Problem 46

Question

\(10 \%\) of a certain population suffer from a serious disease. A person suspected of the disease is given two independent tests. Each test makes a correct diagnosis \(90 \%\) of the time. The probability that the person really has the illness given that both tests are positive is (A) \(0.5\) (B) \(0.9\) (C) \(0.6\) (D) none of these

Step-by-Step Solution

Verified
Answer
The correct answer is (B) 0.9.
1Step 1: Define the Probability Notations
Let \( A \) be the event that a person has the illness, and \( B \) be the event that both test results are positive. We are given: \( P(A) = 0.1 \) (probability of having the disease), \( P(B|A) \) (probability of both tests being positive given the disease) is product of two independent tests: \( (0.9) \times (0.9) = 0.81 \), and \( P(B|\text{not } A) \) (both tests positive given no disease) is: \( (0.1) \times (0.1) = 0.01 \).
2Step 2: Calculate Probability of Two Positive Tests
Using the Law of Total Probability: \( P(B) = P(B|A) \cdot P(A) + P(B|\text{not } A) \cdot P(\text{not } A) \).Substituting the values we know: \( P(B) = 0.81 \times 0.1 + 0.01 \times 0.9 = 0.081 + 0.009 = 0.09 \).
3Step 3: Use Bayes' Theorem to Find Desired Probability
Bayes' Theorem: \( P(A|B) = \frac{P(B|A) \cdot P(A)}{P(B)} \).Plugging in known values: \( P(A|B) = \frac{0.81 \times 0.1}{0.09} = \frac{0.081}{0.09} = 0.9 \).
4Step 4: Determine the Correct Answer
The probability that the person really has the illness given that both tests are positive is \(0.9\). Therefore, the correct answer is (B) \(0.9\).

Key Concepts

ProbabilityIndependent EventsLaw of Total Probability
Probability
Probability is a measure of how likely an event is to occur. It ranges from 0 (the event will not happen) to 1 (the event will certainly happen). In our exercise, the probability of having the disease is 10%, or 0.1 in decimal form. This means that, out of 100 people, roughly 10 may have the disease.

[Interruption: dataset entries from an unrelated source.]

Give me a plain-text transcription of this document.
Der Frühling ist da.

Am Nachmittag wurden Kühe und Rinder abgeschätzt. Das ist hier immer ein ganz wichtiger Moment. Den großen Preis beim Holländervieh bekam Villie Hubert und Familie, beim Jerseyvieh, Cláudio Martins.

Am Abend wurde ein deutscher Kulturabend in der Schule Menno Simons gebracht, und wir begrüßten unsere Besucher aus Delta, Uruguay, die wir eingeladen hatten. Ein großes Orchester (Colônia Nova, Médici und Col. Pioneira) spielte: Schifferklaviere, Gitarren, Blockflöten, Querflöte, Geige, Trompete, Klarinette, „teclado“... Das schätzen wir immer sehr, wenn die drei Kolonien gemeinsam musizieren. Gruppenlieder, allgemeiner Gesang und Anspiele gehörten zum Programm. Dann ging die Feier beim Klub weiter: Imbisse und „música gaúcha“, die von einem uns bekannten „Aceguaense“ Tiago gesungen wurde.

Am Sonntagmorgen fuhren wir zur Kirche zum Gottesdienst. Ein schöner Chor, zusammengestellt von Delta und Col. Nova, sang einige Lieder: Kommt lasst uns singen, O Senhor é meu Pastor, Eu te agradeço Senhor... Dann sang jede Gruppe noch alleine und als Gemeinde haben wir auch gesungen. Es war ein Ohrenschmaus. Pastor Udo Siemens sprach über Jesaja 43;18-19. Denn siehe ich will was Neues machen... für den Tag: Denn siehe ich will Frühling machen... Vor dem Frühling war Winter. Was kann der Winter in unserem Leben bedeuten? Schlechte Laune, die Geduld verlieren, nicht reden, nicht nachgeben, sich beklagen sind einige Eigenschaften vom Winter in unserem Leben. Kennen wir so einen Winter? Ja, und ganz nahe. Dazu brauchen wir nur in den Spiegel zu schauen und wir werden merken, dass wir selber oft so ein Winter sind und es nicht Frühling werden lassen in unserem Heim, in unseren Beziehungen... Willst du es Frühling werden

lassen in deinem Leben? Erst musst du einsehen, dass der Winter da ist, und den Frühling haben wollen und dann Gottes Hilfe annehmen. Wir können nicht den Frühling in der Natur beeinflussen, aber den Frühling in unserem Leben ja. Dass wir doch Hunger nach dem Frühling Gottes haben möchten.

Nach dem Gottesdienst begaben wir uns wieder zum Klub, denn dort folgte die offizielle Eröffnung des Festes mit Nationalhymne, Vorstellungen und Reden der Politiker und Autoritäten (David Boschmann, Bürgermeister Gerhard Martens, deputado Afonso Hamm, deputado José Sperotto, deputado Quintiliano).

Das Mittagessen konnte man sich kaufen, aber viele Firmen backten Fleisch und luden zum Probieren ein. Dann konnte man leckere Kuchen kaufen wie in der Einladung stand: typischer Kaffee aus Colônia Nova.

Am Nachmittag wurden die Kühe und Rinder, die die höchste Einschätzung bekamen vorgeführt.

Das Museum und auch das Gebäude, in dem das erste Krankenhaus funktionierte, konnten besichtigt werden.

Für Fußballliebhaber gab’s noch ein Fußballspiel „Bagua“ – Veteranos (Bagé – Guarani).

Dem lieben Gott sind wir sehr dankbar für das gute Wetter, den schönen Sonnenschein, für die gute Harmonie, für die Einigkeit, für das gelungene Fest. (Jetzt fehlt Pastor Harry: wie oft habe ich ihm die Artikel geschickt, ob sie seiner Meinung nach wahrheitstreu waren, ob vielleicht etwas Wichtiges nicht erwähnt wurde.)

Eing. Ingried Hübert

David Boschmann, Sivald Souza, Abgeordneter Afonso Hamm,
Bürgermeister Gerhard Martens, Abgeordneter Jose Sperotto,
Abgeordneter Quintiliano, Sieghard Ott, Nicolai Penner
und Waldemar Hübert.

Probability is often represented with the letter "P". For instance, \( P(A) \) refers to the probability of event \( A \) happening. In the solution:
  • \( P(A) = 0.1 \) is the probability that a person has the illness.
  • \( P(B|A) \) is the probability that both tests are positive given that the person has the illness.
  • \( P(B|\text{not } A) \) is the probability that both tests are positive when the person does not have the illness.
Understanding these probabilities helps in applying mathematical procedures, like Bayes' Theorem, to arrive at conclusions about real-world situations.
Independent Events
Events are considered independent when the occurrence of one event does not affect the probability of another. In the exercise, two tests are administered for diagnosing the illness. These tests are described as independent.

The key part here is knowing that each test gives a correct diagnosis 90% of the time, regardless of the other's result. Since the tests are independent, multiply the individual probabilities to find the probability of both tests being positive together:
  • \( 0.9 \times 0.9 = 0.81 \).
This is the probability that both tests will correctly show a positive result if the person truly has the disease. This principle of independence is pivotal in calculating \( P(B|A) \).
Law of Total Probability
The Law of Total Probability helps us find the overall probability of an event based on all possible scenarios it can occur. In the exercise, it is used to find \( P(B) \), the probability that both tests are positive, by considering both cases: whether the person has the illness or not.

To use this law, you calculate:
  • \( P(B|A) \cdot P(A) \)
  • \( P(B|\text{not } A) \cdot P(\text{not } A) \)
Adding these gives the total probability:
  • \( P(B) = 0.81 \times 0.1 + 0.01 \times 0.9 = 0.09 \)
This result accounts for both situations—having or not having the disease. Understanding this law helps in breaking down complex probabilities into understandable parts.